Interesting stuff. And a reminder that the greatest innovators are willing to fight for their ideas, something I have been worrying is stifled in these tough times, that innovation and entrepreneurship are slowing down. I did feel a little better the other day when a sharp Stanford student argued to me that, since jobs are so hard to come by, he figured it was a great time to start his own company. He also figured that the stigma of failure is at an all-time low, because it is happening so widely. How is that for a twisted but weirdly logical reason to take a big risk? He figures that if he succeeds in this economy, people will be REALLY impressed, and if he fails, well, it won't reflect badly on him at all because so many great companies and people are struggling.
Great post Bob, especially the "quality" theme.
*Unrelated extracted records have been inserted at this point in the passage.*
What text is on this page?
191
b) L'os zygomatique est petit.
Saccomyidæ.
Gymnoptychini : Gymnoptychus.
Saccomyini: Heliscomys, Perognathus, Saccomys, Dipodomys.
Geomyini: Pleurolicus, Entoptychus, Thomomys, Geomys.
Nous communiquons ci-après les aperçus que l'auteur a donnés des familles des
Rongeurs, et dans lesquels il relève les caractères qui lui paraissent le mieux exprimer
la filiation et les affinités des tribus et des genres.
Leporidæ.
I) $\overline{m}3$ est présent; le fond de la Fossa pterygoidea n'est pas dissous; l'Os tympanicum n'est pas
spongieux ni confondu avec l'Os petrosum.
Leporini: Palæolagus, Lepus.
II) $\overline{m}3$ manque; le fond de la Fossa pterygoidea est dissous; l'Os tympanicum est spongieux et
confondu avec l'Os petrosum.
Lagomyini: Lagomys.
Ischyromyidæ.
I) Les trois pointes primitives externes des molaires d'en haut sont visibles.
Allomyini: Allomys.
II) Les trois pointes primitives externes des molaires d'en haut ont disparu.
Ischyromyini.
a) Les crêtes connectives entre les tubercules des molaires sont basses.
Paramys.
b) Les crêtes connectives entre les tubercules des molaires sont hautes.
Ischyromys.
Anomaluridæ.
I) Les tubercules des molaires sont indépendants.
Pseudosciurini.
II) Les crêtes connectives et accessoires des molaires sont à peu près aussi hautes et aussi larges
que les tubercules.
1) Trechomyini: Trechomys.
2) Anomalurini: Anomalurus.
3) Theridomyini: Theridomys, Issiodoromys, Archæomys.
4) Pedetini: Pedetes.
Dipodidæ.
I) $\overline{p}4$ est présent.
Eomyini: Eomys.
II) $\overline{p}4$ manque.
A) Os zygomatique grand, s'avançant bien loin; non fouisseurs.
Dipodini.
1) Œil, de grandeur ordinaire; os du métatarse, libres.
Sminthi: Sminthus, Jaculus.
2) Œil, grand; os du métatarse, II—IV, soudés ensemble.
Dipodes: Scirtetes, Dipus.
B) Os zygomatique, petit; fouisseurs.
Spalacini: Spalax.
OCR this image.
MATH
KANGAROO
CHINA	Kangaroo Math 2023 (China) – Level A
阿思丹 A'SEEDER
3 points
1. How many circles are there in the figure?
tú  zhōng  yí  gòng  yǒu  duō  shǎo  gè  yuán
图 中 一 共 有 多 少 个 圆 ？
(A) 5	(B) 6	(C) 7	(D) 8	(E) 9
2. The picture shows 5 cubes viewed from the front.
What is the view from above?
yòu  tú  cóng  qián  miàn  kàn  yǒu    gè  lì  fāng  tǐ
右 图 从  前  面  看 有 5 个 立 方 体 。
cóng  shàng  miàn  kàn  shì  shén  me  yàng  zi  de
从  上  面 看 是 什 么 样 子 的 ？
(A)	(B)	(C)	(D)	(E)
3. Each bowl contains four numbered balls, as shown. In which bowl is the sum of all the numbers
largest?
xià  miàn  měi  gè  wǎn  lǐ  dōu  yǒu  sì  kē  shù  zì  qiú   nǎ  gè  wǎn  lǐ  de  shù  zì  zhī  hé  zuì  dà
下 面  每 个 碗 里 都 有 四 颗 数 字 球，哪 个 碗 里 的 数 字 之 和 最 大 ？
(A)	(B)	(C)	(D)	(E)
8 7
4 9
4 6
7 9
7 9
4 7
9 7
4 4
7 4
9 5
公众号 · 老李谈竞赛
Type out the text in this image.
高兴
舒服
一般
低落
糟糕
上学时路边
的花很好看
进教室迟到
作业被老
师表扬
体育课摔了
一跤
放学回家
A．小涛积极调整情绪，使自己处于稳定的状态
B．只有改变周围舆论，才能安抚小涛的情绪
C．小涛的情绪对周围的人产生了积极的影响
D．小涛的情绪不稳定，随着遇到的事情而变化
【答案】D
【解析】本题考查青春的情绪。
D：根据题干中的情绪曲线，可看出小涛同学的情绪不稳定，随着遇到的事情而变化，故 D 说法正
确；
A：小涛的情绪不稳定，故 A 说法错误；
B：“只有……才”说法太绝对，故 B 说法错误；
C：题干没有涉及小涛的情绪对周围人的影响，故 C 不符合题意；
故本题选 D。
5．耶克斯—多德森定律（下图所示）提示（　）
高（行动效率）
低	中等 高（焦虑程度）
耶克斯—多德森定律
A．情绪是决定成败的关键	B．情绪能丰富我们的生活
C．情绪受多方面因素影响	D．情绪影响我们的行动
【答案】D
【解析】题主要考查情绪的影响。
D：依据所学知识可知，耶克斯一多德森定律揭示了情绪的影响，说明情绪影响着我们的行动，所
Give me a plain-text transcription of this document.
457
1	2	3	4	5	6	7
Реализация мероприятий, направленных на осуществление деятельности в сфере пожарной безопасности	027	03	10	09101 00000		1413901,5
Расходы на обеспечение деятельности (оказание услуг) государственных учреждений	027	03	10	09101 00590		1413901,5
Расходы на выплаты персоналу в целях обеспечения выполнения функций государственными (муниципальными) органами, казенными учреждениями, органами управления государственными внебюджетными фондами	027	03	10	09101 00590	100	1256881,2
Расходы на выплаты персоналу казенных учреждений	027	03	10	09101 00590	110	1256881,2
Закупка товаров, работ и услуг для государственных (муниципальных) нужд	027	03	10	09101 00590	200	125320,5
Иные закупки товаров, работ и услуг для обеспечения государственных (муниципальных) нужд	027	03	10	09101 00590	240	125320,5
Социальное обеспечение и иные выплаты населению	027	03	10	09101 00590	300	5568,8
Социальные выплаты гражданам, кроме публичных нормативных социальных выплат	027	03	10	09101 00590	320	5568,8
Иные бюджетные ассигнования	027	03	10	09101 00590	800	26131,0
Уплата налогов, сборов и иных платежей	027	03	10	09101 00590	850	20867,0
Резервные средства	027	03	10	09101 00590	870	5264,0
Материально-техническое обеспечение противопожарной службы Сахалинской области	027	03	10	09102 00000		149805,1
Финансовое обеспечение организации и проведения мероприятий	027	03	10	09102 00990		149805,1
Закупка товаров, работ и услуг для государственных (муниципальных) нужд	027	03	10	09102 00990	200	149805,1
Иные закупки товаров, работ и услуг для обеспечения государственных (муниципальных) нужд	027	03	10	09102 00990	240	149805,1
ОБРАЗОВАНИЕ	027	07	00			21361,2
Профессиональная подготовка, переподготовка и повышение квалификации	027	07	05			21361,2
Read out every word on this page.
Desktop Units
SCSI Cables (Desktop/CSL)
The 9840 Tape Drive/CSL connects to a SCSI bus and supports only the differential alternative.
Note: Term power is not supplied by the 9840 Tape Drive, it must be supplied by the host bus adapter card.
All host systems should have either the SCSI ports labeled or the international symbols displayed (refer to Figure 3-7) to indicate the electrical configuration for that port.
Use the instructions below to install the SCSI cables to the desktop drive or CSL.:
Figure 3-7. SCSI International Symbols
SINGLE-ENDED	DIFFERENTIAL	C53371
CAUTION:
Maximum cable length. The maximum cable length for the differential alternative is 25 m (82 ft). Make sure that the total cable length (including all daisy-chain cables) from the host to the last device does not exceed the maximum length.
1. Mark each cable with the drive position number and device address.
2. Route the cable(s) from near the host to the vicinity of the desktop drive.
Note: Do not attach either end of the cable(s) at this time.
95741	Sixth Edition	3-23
I referenced your post in my blog: http://blog.seattleinterviewcoach.com/2009/03/how-not-to-answer-weakness-question.html
Posted by: Seattle Interview Coach | March 23, 2009 at 09:15 PM
Congratulations! This post was selected as one of the five best business blog posts of the week in my Three Star Leadership Midweek Review of the Business Blogs.
http://blog.threestarleadership.com/2009/03/18/31809-midweek-look-at-the-independent-business-blogs.aspx
Wally Bock
Posted by: Wally Bock | March 18, 2009 at 11:40 AM
Bob - think you have to put things in context. IMHO innovation requires a team, a great team leader + good ideas and air cover; i.e. sponsorship, funding and political protection. In my time at Fedex we went from $300M to $6B. During my stint at IBM I was involved in the e-Bizz task forces in '94 as area expert and lead strategist yet IBM never managed to make it work.In that same period they copperized chips, converted the mainframe family to a new architecture that saved then revived it and since have migrated all large-scale servers to new chip architectures.
CONTEXT !
This is a great interview and making movies has a lot in common with making new products. If you want to understand good ideas and team-building & leadership the added features on Ratatouille and LofR are post-grad seminars. If you want to understand the gamble that the guys who backed Bird had to take the "making the movie" on Patton with Zanuck, Jr. is another. Without that air cover no good idea sees the light of day. Without good ideas and teams no pool of money results in effective innovation.